Modular design can solve the problem of long assembly queue lines on production lines. We can make a product into several modules (or subassemblies), and each of these modules can be individually assembled and tested. In this way, the process could be made simpler with a higher assembly efficiency. Modular inspection can also be done to reduce the scrap rate.

For example, car manufacturers often modularize the components of a car. An example of doing so is by making the steering wheel a separate component. By doing this, the speed of the assembly doesn’t only gets faster, but it also provides room for personalization.

Modular design separate steering wheel

5. Reduce assembly directions

(time:cost = 10:1)

There are 6 basic assembly directions: up, down, left, right, front and back. When designing, try to design the assembly in just one direction. Doing this will reduce the rate of error in assembly since the product can be assembled only on one single tooling base.

Simple assembly single direction

Minimize number of directions

6. Adding design guides

(time:cost = 10:1)

Fitting different parts together is sometimes difficult due to the high tolerance requirements of such parts. In this case, designing assembly guides on the product will be a good choice.

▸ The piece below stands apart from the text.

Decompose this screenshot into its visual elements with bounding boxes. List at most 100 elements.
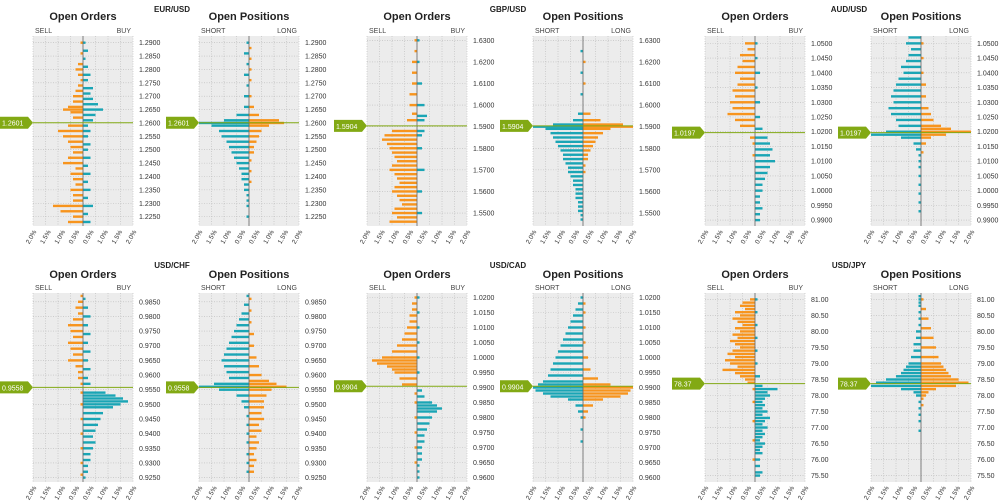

Using a chamfered or rounded corner at the end of the part, just like the shaft in the following figure, may facilitate the assembly process of the shaft with gears or bearings. If you have to control the mechanical vibration during the product's operation, using chamfered corners may further reduce the gap between the two moving parts.

Shaft with design guide

7. Fool proofing

(time:cost = 10:1)

Use a clear arrow to indicate the correct assembly direction, or create a structural guide, like slots, which are hard to miss.

Sim card slot for assembly direction

Corner guides to indicate the direction of placement.

Corner guides for assembly

Arrows on the part to indicate the assembly direction or component placement.

Arrow for assembly guide

DFA is conducted not only as a reminder to designers about the problems that often arise during assembling and producing products, but also to optimize the production process of products. After all, the best design is the simplest manufacturing.